Execution Escrow
The Execution Escrow is the core primitive in the Nava pipeline. It is a workflow where a multi-party computation (MPC) wallet holds user resources (tokens, permissions) and enforces rules about when and how those resources can be used.
An agent cannot execute a transaction directly. It proposes an action to escrow, and escrow only releases funds once the required verification approvals are met.
Execution Agent
The AI agent acts on behalf of a user. It receives a natural-language intent (e.g., “swap 1 ETH for USDC on the best pool”), reasons about which protocol and parameters to use, and produces a transaction proposal along with a structured reasoning trace explaining how it arrived at that proposal.
Agents can be:
- Nava UI agents, built into the Nava client as an assistant-style interface
- Self-hosted agents, built by developers using the Nava SDK or MCP Server
Escrow Contracts
Key contracts deployed on NavaChain:
- AgentInboxFactory: Creates per-agent inboxes for receiving proposals
- AccountRegistry: Maps users to their escrow accounts
- VerificationServicesRegistry: Tracks registered verification services and their capabilities
SDK and MCP Server
The Execution Escrow SDK and MCP Server are the integration points for developers.
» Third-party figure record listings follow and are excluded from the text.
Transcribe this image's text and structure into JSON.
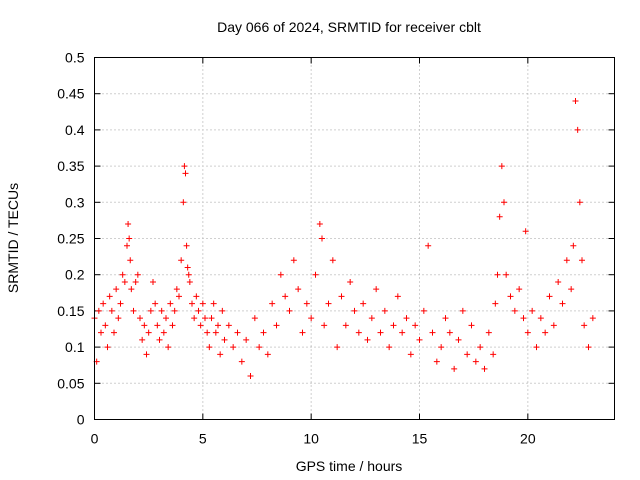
{
  "chart_data": {
    "type": "scatter",
    "title": "Day 066 of 2024, SRMTID for receiver cblt",
    "xlabel": "GPS time / hours",
    "ylabel": "SRMTID / TECUs",
    "xlim": [
      0,
      24
    ],
    "ylim": [
      0,
      0.5
    ],
    "xticks": [
      0,
      5,
      10,
      15,
      20
    ],
    "xtick_labels": [
      "0",
      "5",
      "10",
      "15",
      "20"
    ],
    "yticks": [
      0,
      0.05,
      0.1,
      0.15,
      0.2,
      0.25,
      0.3,
      0.35,
      0.4,
      0.45,
      0.5
    ],
    "ytick_labels": [
      "0",
      "0.05",
      "0.1",
      "0.15",
      "0.2",
      "0.25",
      "0.3",
      "0.35",
      "0.4",
      "0.45",
      "0.5"
    ],
    "grid": true,
    "marker": "plus",
    "color": "#ff0000",
    "series": [
      {
        "x": [
          0.0,
          0.1,
          0.2,
          0.3,
          0.4,
          0.5,
          0.6,
          0.7,
          0.8,
          0.9,
          1.0,
          1.1,
          1.2,
          1.3,
          1.4,
          1.5,
          1.55,
          1.6,
          1.65,
          1.7,
          1.8,
          1.9,
          2.0,
          2.1,
          2.2,
          2.3,
          2.4,
          2.5,
          2.6,
          2.7,
          2.8,
          2.9,
          3.0,
          3.1,
          3.2,
          3.3,
          3.4,
          3.5,
          3.6,
          3.7,
          3.8,
          3.9,
          4.0,
          4.1,
          4.15,
          4.2,
          4.25,
          4.3,
          4.35,
          4.4,
          4.5,
          4.6,
          4.7,
          4.8,
          4.9,
          5.0,
          5.1,
          5.2,
          5.3,
          5.4,
          5.5,
          5.6,
          5.7,
          5.8,
          5.9,
          6.0,
          6.2,
          6.4,
          6.6,
          6.8,
          7.0,
          7.2,
          7.4,
          7.6,
          7.8,
          8.0,
          8.2,
          8.4,
          8.6,
          8.8,
          9.0,
          9.2,
          9.4,
          9.6,
          9.8,
          10.0,
          10.2,
          10.4,
          10.5,
          10.6,
          10.8,
          11.0,
          11.2,
          11.4,
          11.6,
          11.8,
          12.0,
          12.2,
          12.4,
          12.6,
          12.8,
          13.0,
          13.2,
          13.4,
          13.6,
          13.8,
          14.0,
          14.2,
          14.4,
          14.6,
          14.8,
          15.0,
          15.2,
          15.4,
          15.6,
          15.8,
          16.0,
          16.2,
          16.4,
          16.6,
          16.8,
          17.0,
          17.2,
          17.4,
          17.6,
          17.8,
          18.0,
          18.2,
          18.4,
          18.5,
          18.6,
          18.7,
          18.8,
          18.9,
          19.0,
          19.2,
          19.4,
          19.6,
          19.8,
          19.9,
          20.0,
          20.2,
          20.4,
          20.6,
          20.8,
          21.0,
          21.2,
          21.4,
          21.6,
          21.8,
          22.0,
          22.1,
          22.2,
          22.3,
          22.4,
          22.5,
          22.6,
          22.8,
          23.0
        ],
        "y": [
          0.14,
          0.08,
          0.15,
          0.12,
          0.16,
          0.13,
          0.1,
          0.17,
          0.15,
          0.12,
          0.18,
          0.14,
          0.16,
          0.2,
          0.19,
          0.24,
          0.27,
          0.25,
          0.22,
          0.18,
          0.15,
          0.19,
          0.2,
          0.14,
          0.11,
          0.13,
          0.09,
          0.12,
          0.15,
          0.19,
          0.16,
          0.13,
          0.11,
          0.15,
          0.12,
          0.14,
          0.1,
          0.16,
          0.13,
          0.15,
          0.18,
          0.17,
          0.22,
          0.3,
          0.35,
          0.34,
          0.24,
          0.21,
          0.2,
          0.19,
          0.16,
          0.14,
          0.17,
          0.15,
          0.13,
          0.16,
          0.14,
          0.12,
          0.1,
          0.14,
          0.16,
          0.12,
          0.13,
          0.09,
          0.15,
          0.11,
          0.13,
          0.1,
          0.12,
          0.08,
          0.11,
          0.06,
          0.14,
          0.1,
          0.12,
          0.09,
          0.16,
          0.13,
          0.2,
          0.17,
          0.15,
          0.22,
          0.18,
          0.12,
          0.16,
          0.14,
          0.2,
          0.27,
          0.25,
          0.13,
          0.16,
          0.22,
          0.1,
          0.17,
          0.13,
          0.19,
          0.15,
          0.12,
          0.16,
          0.11,
          0.14,
          0.18,
          0.12,
          0.15,
          0.1,
          0.13,
          0.17,
          0.12,
          0.14,
          0.09,
          0.13,
          0.11,
          0.15,
          0.24,
          0.12,
          0.08,
          0.1,
          0.14,
          0.12,
          0.07,
          0.11,
          0.15,
          0.09,
          0.13,
          0.08,
          0.1,
          0.07,
          0.12,
          0.09,
          0.16,
          0.2,
          0.28,
          0.35,
          0.3,
          0.2,
          0.17,
          0.15,
          0.18,
          0.14,
          0.26,
          0.12,
          0.15,
          0.1,
          0.14,
          0.12,
          0.17,
          0.13,
          0.19,
          0.16,
          0.22,
          0.18,
          0.24,
          0.44,
          0.4,
          0.3,
          0.22,
          0.13,
          0.1,
          0.14
        ]
      }
    ]
  }
}
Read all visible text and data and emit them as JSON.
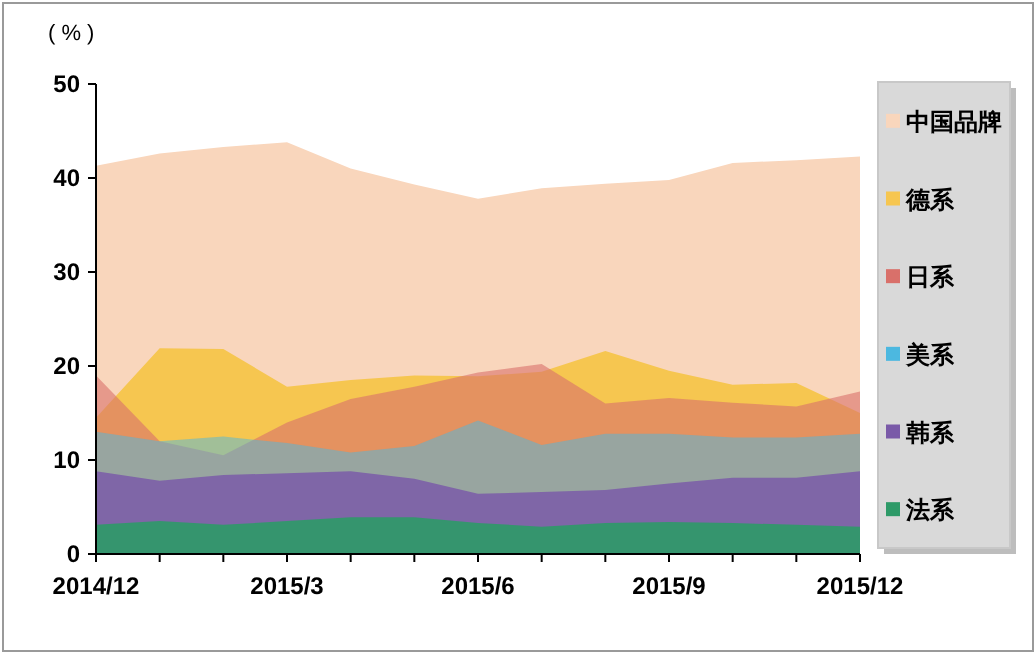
{
  "chart_data": {
    "type": "area",
    "ylabel": "( % )",
    "categories": [
      "2014/12",
      null,
      null,
      "2015/3",
      null,
      null,
      "2015/6",
      null,
      null,
      "2015/9",
      null,
      null,
      "2015/12"
    ],
    "ylim": [
      0,
      50
    ],
    "yticks": [
      0,
      10,
      20,
      30,
      40,
      50
    ],
    "grid": false,
    "legend": "right",
    "series": [
      {
        "name": "中国品牌",
        "color": "#f9d6bc",
        "values": [
          41.3,
          42.6,
          43.3,
          43.8,
          41.0,
          39.3,
          37.8,
          38.9,
          39.4,
          39.8,
          41.6,
          41.9,
          42.3
        ]
      },
      {
        "name": "德系",
        "color": "#f6c650",
        "values": [
          14.5,
          21.9,
          21.8,
          17.8,
          18.5,
          19.0,
          18.9,
          19.4,
          21.6,
          19.5,
          18.0,
          18.2,
          15.0
        ]
      },
      {
        "name": "日系",
        "color": "#d9706a",
        "values": [
          19.0,
          12.0,
          10.5,
          14.0,
          16.5,
          17.8,
          19.3,
          20.2,
          16.0,
          16.6,
          16.1,
          15.7,
          17.3
        ]
      },
      {
        "name": "美系",
        "color": "#4cb8e0",
        "values": [
          13.0,
          12.0,
          12.5,
          11.8,
          10.8,
          11.5,
          14.2,
          11.6,
          12.8,
          12.8,
          12.4,
          12.4,
          12.8
        ]
      },
      {
        "name": "韩系",
        "color": "#7a5aa8",
        "values": [
          8.8,
          7.8,
          8.4,
          8.6,
          8.8,
          8.0,
          6.4,
          6.6,
          6.8,
          7.5,
          8.1,
          8.1,
          8.8
        ]
      },
      {
        "name": "法系",
        "color": "#2e9a68",
        "values": [
          3.1,
          3.5,
          3.1,
          3.5,
          3.9,
          3.9,
          3.3,
          2.9,
          3.3,
          3.4,
          3.3,
          3.1,
          2.9
        ]
      }
    ]
  }
}
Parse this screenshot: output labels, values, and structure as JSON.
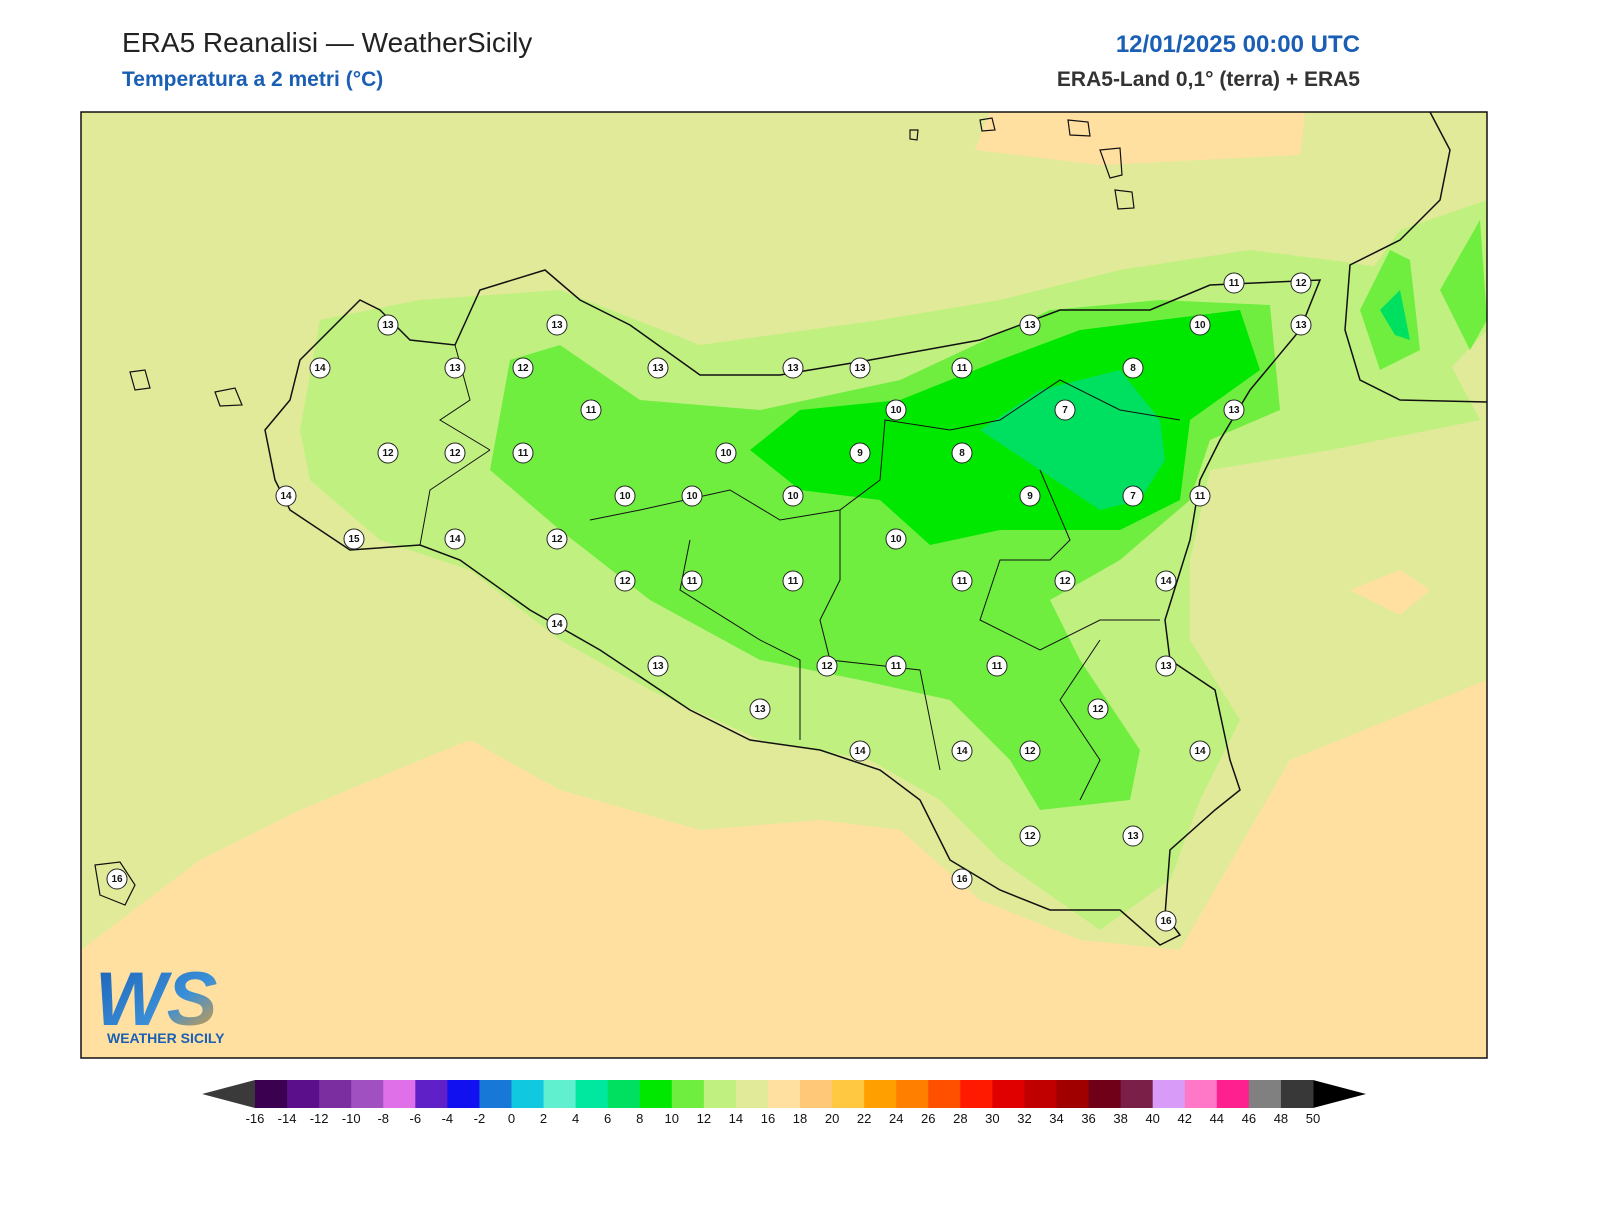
{
  "header": {
    "title": "ERA5 Reanalisi — WeatherSicily",
    "subtitle": "Temperatura a 2 metri (°C)",
    "datetime": "12/01/2025 00:00 UTC",
    "source": "ERA5-Land 0,1° (terra) + ERA5"
  },
  "stations": [
    13,
    13,
    14,
    13,
    12,
    13,
    13,
    13,
    11,
    13,
    10,
    11,
    12,
    13,
    8,
    11,
    10,
    7,
    13,
    12,
    12,
    11,
    10,
    9,
    8,
    14,
    10,
    10,
    10,
    9,
    7,
    11,
    15,
    14,
    12,
    10,
    12,
    11,
    11,
    11,
    12,
    14,
    14,
    13,
    12,
    11,
    11,
    13,
    12,
    13,
    14,
    14,
    12,
    14,
    12,
    13,
    16,
    16,
    16
  ],
  "colorbar": {
    "ticks": [
      -16,
      -14,
      -12,
      -10,
      -8,
      -6,
      -4,
      -2,
      0,
      2,
      4,
      6,
      8,
      10,
      12,
      14,
      16,
      18,
      20,
      22,
      24,
      26,
      28,
      30,
      32,
      34,
      36,
      38,
      40,
      42,
      44,
      46,
      48,
      50
    ],
    "colors": [
      "#3c0050",
      "#5b0f8a",
      "#7a2ea0",
      "#a050c0",
      "#e070e8",
      "#6020c8",
      "#1010f0",
      "#1878d8",
      "#10c8e0",
      "#60f0d0",
      "#00e8a0",
      "#00e060",
      "#00e800",
      "#70ee40",
      "#c0f080",
      "#e0ea98",
      "#ffe0a0",
      "#ffc878",
      "#ffc840",
      "#ffa000",
      "#ff8000",
      "#ff5000",
      "#ff1a00",
      "#e00000",
      "#c00000",
      "#a00000",
      "#700018",
      "#7a2048",
      "#d89cf8",
      "#ff78c8",
      "#ff2090",
      "#808080",
      "#383838"
    ],
    "under_color": "#3a3a3a",
    "over_color": "#000000"
  },
  "logo": {
    "initials": "WS",
    "text": "WEATHER SICILY"
  }
}
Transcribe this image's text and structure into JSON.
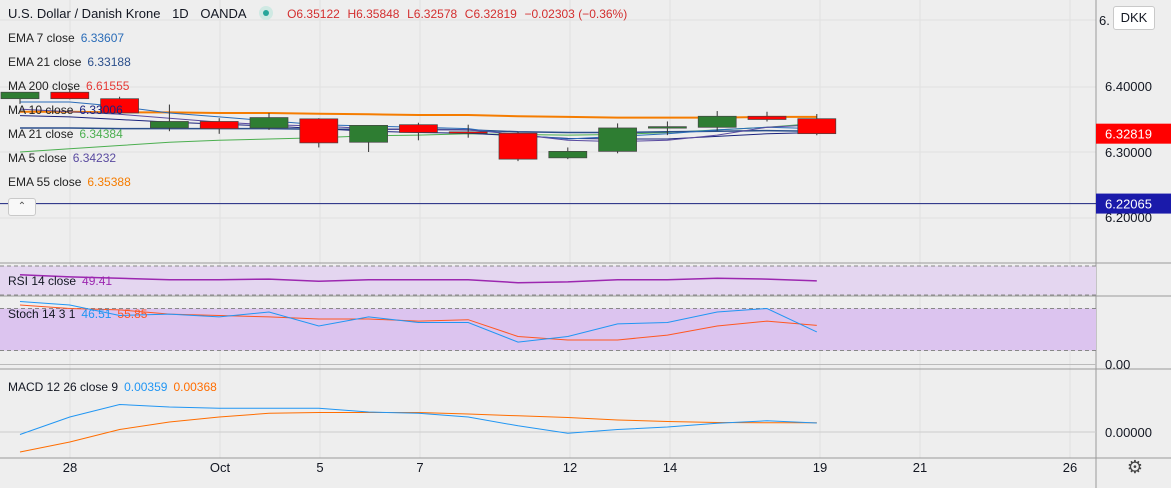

Agents use them to:
- Submit transaction proposals (calldata + intent) to escrow
- Encrypt payloads before on-chain submission
- Poll for verification status
- Optionally enable autonomous execution on approval
The MCP (Model Context Protocol) server provides a tool-calling interface that LLM-based agents can use natively. The TypeScript SDK offers the same capabilities for direct programmatic integration.